General Accuracy Limitations and Assumptions: 5 m DEM elevation data has a Horizontal Accuracy of RMSE 3 m, NSSDA 95% of 5.2 m

and a vertical Accuracy of RMSE 4 m, NSSDA 95% of 9.8 m Estimated error due to wake interference was approximately ± 1 m during high traffic

periods. This was only a factor during data collection for a few hours in the North Arm. Wakes were avoided by adjusting our path to run parallel to the wake instead of directly across.

Error due to vegetation in shallow water environments was eliminated by identifying them ahead of time and avoiding the thickest areas. We also frequently removed vegetation from the sensor when the sonar signal was lost.

Date capture errors were minimized during poor GPS Satellite Geometry by using the Trimble Plan feature to avoid poor geometry timeframes.

Possible error during image interpretation of the shoreline using the National Agriculture Imagery Program (NAIP) 2009 orthoimage for Weber County is approximately equal to the stated ± 5 m Horizontal Accuracy. The density of the canopy also affects the image interpretation of shorelines.

The accuracy of GPS locations is stated as ± 5-7 m once exported from the Trimble Pathfinder Office software. Data quality made it impossible to differentially correct the GPS data. At best, with differential correction, positions would be at sub-meter resolution. However, the stated accuracy is appropriate considering the resolution of the final output at 5 m per pixel.

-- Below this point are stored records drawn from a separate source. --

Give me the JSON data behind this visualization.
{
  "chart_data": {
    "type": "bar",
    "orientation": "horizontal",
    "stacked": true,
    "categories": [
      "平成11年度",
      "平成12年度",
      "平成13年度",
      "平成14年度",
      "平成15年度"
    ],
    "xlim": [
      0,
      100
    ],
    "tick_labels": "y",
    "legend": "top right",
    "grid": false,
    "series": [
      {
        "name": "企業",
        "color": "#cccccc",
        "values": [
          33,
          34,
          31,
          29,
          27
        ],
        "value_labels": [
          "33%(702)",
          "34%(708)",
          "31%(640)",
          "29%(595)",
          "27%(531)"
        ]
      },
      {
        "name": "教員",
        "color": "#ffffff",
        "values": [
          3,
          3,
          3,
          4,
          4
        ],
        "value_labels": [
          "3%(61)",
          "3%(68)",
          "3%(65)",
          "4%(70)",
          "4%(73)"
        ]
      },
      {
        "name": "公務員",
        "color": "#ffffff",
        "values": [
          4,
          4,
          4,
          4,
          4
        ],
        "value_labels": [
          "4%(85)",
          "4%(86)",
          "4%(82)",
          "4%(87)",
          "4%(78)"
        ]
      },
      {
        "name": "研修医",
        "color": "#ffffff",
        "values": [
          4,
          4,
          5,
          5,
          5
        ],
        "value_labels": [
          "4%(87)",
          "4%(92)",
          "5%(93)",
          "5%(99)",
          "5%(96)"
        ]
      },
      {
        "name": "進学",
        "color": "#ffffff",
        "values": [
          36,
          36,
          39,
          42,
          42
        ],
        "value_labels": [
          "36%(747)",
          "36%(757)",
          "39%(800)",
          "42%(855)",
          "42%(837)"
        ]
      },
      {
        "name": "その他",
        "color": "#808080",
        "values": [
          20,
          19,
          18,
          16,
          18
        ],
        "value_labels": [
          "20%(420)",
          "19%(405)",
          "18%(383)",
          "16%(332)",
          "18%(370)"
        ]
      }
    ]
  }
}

1:24,000 scale U.S.G.S. Digital Raster Graphic (DRG ) stated National Map Accuracy (US Bureau of the Budget, 1947) is, “not more than 10 percent of the points tested shall be in error by more than 1/30 inch, measured on the publication scale; for maps on publication scales of 1:20,000 or smaller, 1/50 inch. These limits of accuracy shall apply in all cases to positions of well-defined points only.” (http://rockyweb.cr.usgs.gov/nmpstds/acrodocs/nmas/NMAS647.PDF)

Relative errors (Datums) “NGVD 29 was based on an erroneous assumption that mean sea level at 26 tidal gauge sites all represented the same (zero) elevation. Furthermore, NGVD 29 benchmarks throughout the U.S. suffered from an accumulation of relative errors, exceeding 1.5 meters in some locations” FEMA (2005)

Contour areas were captured using a planimeter in 1963. They were used for comparisons only: The error of these areas is unknown.